The effects of lockdown
With some background knowledge, making ecological predictions is relatively easy (and a lot of fun!)
Will our absence from the street make it possible for “urbanophobes” to recover, or for “urbanophiles” to decline? Here are my predictions:
Sadly, I don’t think that the lockdown itself will make it possible for sensitive “urbanophobe” species to recover because their recovery is not possible without changes in infrastructure, legislation, and human attitudes towards protecting biodiversity. Their population might show a small increase if they move into the city from the surrounding natural areas but will likely drop down as soon as lockdowns are lifted.

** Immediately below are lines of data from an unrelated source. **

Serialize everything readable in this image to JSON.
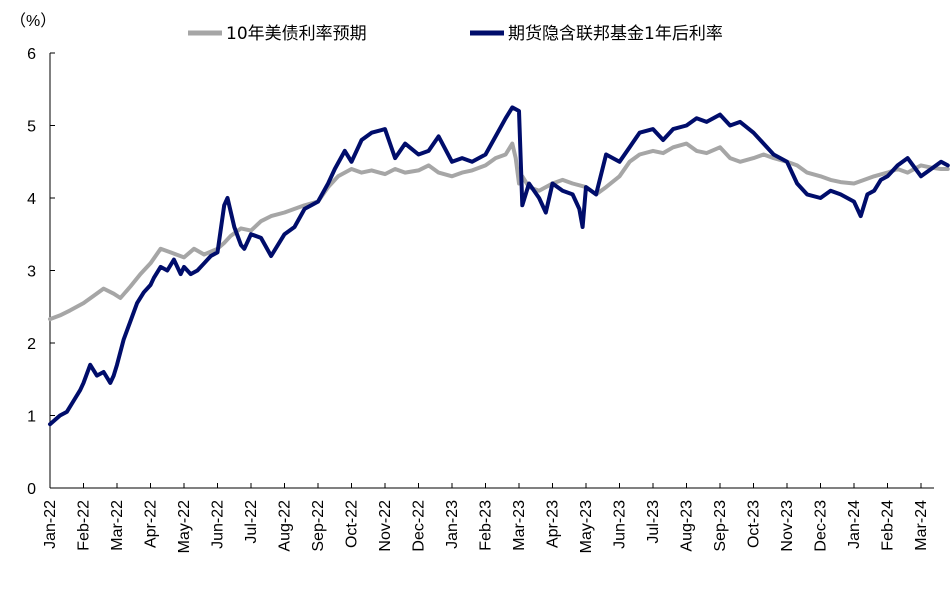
{
  "chart_data": {
    "type": "line",
    "ylabel": "（%）",
    "ylim": [
      0,
      6
    ],
    "yticks": [
      "0",
      "1",
      "2",
      "3",
      "4",
      "5",
      "6"
    ],
    "xlim": [
      0,
      26.8
    ],
    "xticks": [
      "Jan-22",
      "Feb-22",
      "Mar-22",
      "Apr-22",
      "May-22",
      "Jun-22",
      "Jul-22",
      "Aug-22",
      "Sep-22",
      "Oct-22",
      "Nov-22",
      "Dec-22",
      "Jan-23",
      "Feb-23",
      "Mar-23",
      "Apr-23",
      "May-23",
      "Jun-23",
      "Jul-23",
      "Aug-23",
      "Sep-23",
      "Oct-23",
      "Nov-23",
      "Dec-23",
      "Jan-24",
      "Feb-24",
      "Mar-24"
    ],
    "grid": false,
    "legend_position": "top",
    "series": [
      {
        "name": "10年美债利率预期",
        "color": "#a6a6a6",
        "x": [
          0,
          0.3,
          0.6,
          1.0,
          1.3,
          1.6,
          1.9,
          2.1,
          2.4,
          2.7,
          3.0,
          3.3,
          3.6,
          4.0,
          4.3,
          4.6,
          5.0,
          5.2,
          5.4,
          5.7,
          6.0,
          6.3,
          6.6,
          7.0,
          7.3,
          7.6,
          8.0,
          8.3,
          8.6,
          9.0,
          9.3,
          9.6,
          10.0,
          10.3,
          10.6,
          11.0,
          11.3,
          11.6,
          12.0,
          12.3,
          12.6,
          13.0,
          13.3,
          13.6,
          13.8,
          13.9,
          14.0,
          14.1,
          14.3,
          14.6,
          15.0,
          15.3,
          15.6,
          16.0,
          16.3,
          16.6,
          17.0,
          17.3,
          17.6,
          18.0,
          18.3,
          18.6,
          19.0,
          19.3,
          19.6,
          20.0,
          20.3,
          20.6,
          21.0,
          21.3,
          21.6,
          22.0,
          22.3,
          22.6,
          23.0,
          23.3,
          23.6,
          24.0,
          24.3,
          24.6,
          25.0,
          25.3,
          25.6,
          26.0,
          26.3,
          26.6,
          26.8
        ],
        "y": [
          2.33,
          2.38,
          2.45,
          2.55,
          2.65,
          2.75,
          2.68,
          2.62,
          2.78,
          2.95,
          3.1,
          3.3,
          3.25,
          3.18,
          3.3,
          3.22,
          3.3,
          3.38,
          3.48,
          3.58,
          3.55,
          3.68,
          3.75,
          3.8,
          3.85,
          3.9,
          3.95,
          4.15,
          4.3,
          4.4,
          4.35,
          4.38,
          4.33,
          4.4,
          4.35,
          4.38,
          4.45,
          4.35,
          4.3,
          4.35,
          4.38,
          4.45,
          4.55,
          4.6,
          4.75,
          4.55,
          4.2,
          4.3,
          4.15,
          4.1,
          4.2,
          4.25,
          4.2,
          4.15,
          4.05,
          4.15,
          4.3,
          4.5,
          4.6,
          4.65,
          4.62,
          4.7,
          4.75,
          4.65,
          4.62,
          4.7,
          4.55,
          4.5,
          4.55,
          4.6,
          4.55,
          4.5,
          4.45,
          4.35,
          4.3,
          4.25,
          4.22,
          4.2,
          4.25,
          4.3,
          4.35,
          4.4,
          4.35,
          4.45,
          4.42,
          4.4,
          4.4
        ]
      },
      {
        "name": "期货隐含联邦基金1年后利率",
        "color": "#000d6b",
        "x": [
          0,
          0.3,
          0.5,
          0.7,
          0.9,
          1.0,
          1.2,
          1.4,
          1.6,
          1.8,
          1.9,
          2.0,
          2.2,
          2.4,
          2.6,
          2.8,
          3.0,
          3.1,
          3.3,
          3.5,
          3.7,
          3.9,
          4.0,
          4.2,
          4.4,
          4.6,
          4.8,
          5.0,
          5.2,
          5.3,
          5.5,
          5.7,
          5.8,
          6.0,
          6.3,
          6.6,
          7.0,
          7.3,
          7.6,
          8.0,
          8.3,
          8.5,
          8.8,
          9.0,
          9.3,
          9.6,
          10.0,
          10.3,
          10.6,
          11.0,
          11.3,
          11.6,
          12.0,
          12.3,
          12.6,
          13.0,
          13.3,
          13.6,
          13.8,
          14.0,
          14.1,
          14.3,
          14.6,
          14.8,
          15.0,
          15.3,
          15.6,
          15.8,
          15.9,
          16.0,
          16.3,
          16.6,
          17.0,
          17.3,
          17.6,
          18.0,
          18.3,
          18.6,
          19.0,
          19.3,
          19.6,
          20.0,
          20.3,
          20.6,
          21.0,
          21.3,
          21.6,
          22.0,
          22.3,
          22.6,
          23.0,
          23.3,
          23.6,
          24.0,
          24.2,
          24.4,
          24.6,
          24.8,
          25.0,
          25.3,
          25.6,
          26.0,
          26.3,
          26.6,
          26.8
        ],
        "y": [
          0.88,
          1.0,
          1.05,
          1.2,
          1.35,
          1.45,
          1.7,
          1.55,
          1.6,
          1.45,
          1.55,
          1.7,
          2.05,
          2.3,
          2.55,
          2.7,
          2.8,
          2.9,
          3.05,
          3.0,
          3.15,
          2.95,
          3.05,
          2.95,
          3.0,
          3.1,
          3.2,
          3.25,
          3.9,
          4.0,
          3.6,
          3.35,
          3.3,
          3.5,
          3.45,
          3.2,
          3.5,
          3.6,
          3.85,
          3.95,
          4.2,
          4.4,
          4.65,
          4.5,
          4.8,
          4.9,
          4.95,
          4.55,
          4.75,
          4.6,
          4.65,
          4.85,
          4.5,
          4.55,
          4.5,
          4.6,
          4.85,
          5.1,
          5.25,
          5.2,
          3.9,
          4.2,
          4.0,
          3.8,
          4.2,
          4.1,
          4.05,
          3.85,
          3.6,
          4.15,
          4.05,
          4.6,
          4.5,
          4.7,
          4.9,
          4.95,
          4.8,
          4.95,
          5.0,
          5.1,
          5.05,
          5.15,
          5.0,
          5.05,
          4.9,
          4.75,
          4.6,
          4.5,
          4.2,
          4.05,
          4.0,
          4.1,
          4.05,
          3.95,
          3.75,
          4.05,
          4.1,
          4.25,
          4.3,
          4.45,
          4.55,
          4.3,
          4.4,
          4.5,
          4.45
        ]
      }
    ]
  }
}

I predict that the response to the lockdown will be more dramatic for “urbanophile” species. The rats in cities like New York rely on human food waste to survive, and the restaurant closure is a substantial reduction in food waste. Like many urban ecologists I am intrigued by reports of city rats violently competing with each other, resorting to cannibalism, and being bolder. This change in behaviour suggests that they are feeling the effects of the lockdown. Because of the short generation times of these animals, it is not inconceivable that their populations will be affected by the lockdown.
Many of the animals we’ve seen “take over streets” during lockdown are from the middle of the spectrum. Although the evidence is anecdotal, searching for food seems to be motivating their movement into cities, especially for the animals that are fed by tourists. Curiosity, facilitated by lack of traffic, is another potential driver.

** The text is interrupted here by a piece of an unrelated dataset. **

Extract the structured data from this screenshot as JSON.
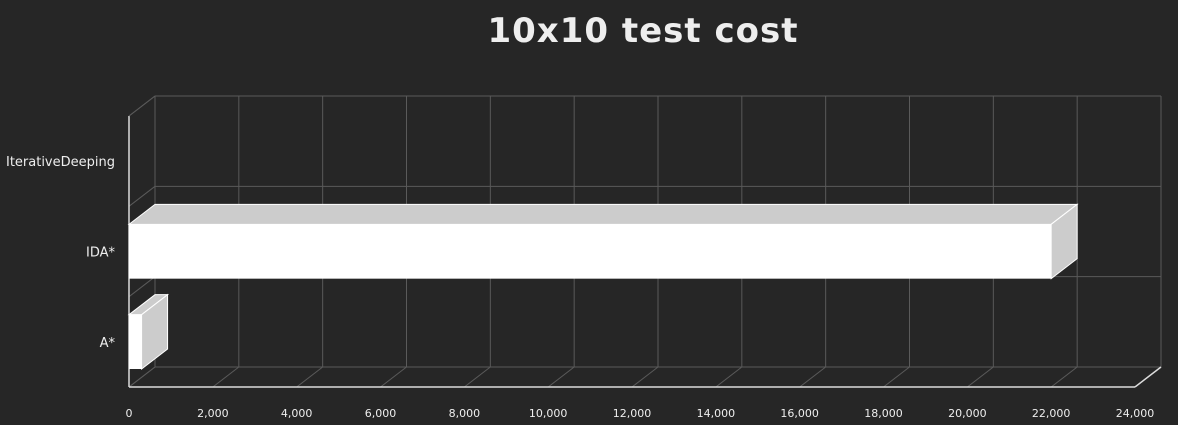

Many of these animals (e.g. the goats, the deer) are large and would reproduce relatively slowly (especially compared to a city rat!), so it is not likely that lockdown will affect their populations in a meaningful way. An exception might be animals that have become reliant on tourists for food. Tourism across the world will likely recover more slowly than life within cities.
With some background knowledge, making ecological predictions is relatively easy (and a lot of fun!). In contrast testing ecological and evolutionary hypotheses requires careful data collection and thoughtful analysis.
The lockdown and us
What I find myself contemplating is how and if the lockdown will affect our relationship with urban biodiversity, and if it will make us appreciate it more. Over the past few weeks I have watched the cherry tree outside my window explode into pink frothy petals. I have observed the nuthatches pick at the bark, and the chickadees perform amazing acrobatic feats on the branches. The pink petals have blown away in a spring storm, and green leaves have unfurled in their place. Now there are crows busy building their nests, and the leaves are tattered from the caterpillars.
Watching these small moments of urban nature has been an unexpected source of joy and comfort at a time where I needed them the most. The images of urban biodiversity observed from windows and backyards that have been shared across from across the globe tell me that I am not alone.